Irene and John Bryant were an elderly couple from western North Carolina who together played a significant role within their small province, as John was the town’s attorney. On Oct. 20, 2007, while taking a hike, they seemingly disappeared into thin air.
That might’ve been easier to accept, as the truth was so much grimmer. The Bryants encountered Hilton and Dandy on their walk, where Hilton sprung upon them. He forcefully beat Irene until she died, taking John hostage as he drove around to various ATMs around the mountain. He would proceed to shoot John point-blank in the head. After death, their bodies were separated, and both were brutally decapitated.
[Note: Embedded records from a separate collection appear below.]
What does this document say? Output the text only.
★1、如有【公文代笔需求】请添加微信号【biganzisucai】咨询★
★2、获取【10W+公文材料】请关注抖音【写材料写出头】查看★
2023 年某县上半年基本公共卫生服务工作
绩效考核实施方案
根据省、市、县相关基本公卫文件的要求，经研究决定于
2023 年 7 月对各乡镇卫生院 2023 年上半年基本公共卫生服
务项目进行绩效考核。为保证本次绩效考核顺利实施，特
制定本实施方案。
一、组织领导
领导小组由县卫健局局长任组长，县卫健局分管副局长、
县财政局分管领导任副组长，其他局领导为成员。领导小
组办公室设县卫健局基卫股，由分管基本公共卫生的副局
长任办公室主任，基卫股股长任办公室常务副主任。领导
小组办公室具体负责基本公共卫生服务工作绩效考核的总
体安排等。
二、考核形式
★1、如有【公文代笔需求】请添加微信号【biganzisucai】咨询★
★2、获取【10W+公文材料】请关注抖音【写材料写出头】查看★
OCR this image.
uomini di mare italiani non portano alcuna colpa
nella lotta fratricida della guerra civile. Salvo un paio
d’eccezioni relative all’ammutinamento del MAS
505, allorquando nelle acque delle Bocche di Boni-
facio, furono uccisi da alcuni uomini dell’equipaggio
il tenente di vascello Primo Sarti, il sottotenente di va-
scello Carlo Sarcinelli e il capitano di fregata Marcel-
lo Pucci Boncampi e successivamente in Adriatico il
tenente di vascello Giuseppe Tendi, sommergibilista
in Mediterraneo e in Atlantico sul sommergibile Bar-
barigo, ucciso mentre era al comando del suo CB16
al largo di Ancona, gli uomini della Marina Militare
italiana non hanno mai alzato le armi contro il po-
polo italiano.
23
Hilton ran to Georgia, where he would meet Meredith Emerson on Blood Mountain; her rape and grisly murder at his hands led to his capture. Hilton was clever but lacked the necessary calculation needed to escape suspicion. Ultimately, his lack of finesse would result in his apprehension as he was “cleaning up his van,” which held key evidence to his crimes.

The trial would present the full picture of his sins: four known victims, possibly more, all meeting eerily similar tragic ends: hunted like prey, slaughtered and used. Hilton’s bizarre methodology was exposed when an ATM photo was revealed following the death of Carolyn Dunlap. It depicted Hilton standing in front of the machine using Dunlap’s credit card, wearing the warped Michael Myers mask that would soon become associated with him.

Hilton would be sentenced to life in prison in early 2008, with additional terms tacked on for each of his confirmed killings. His life was only spared from execution because he revealed the location of Emerson’s body, stating, “the head will be missing.”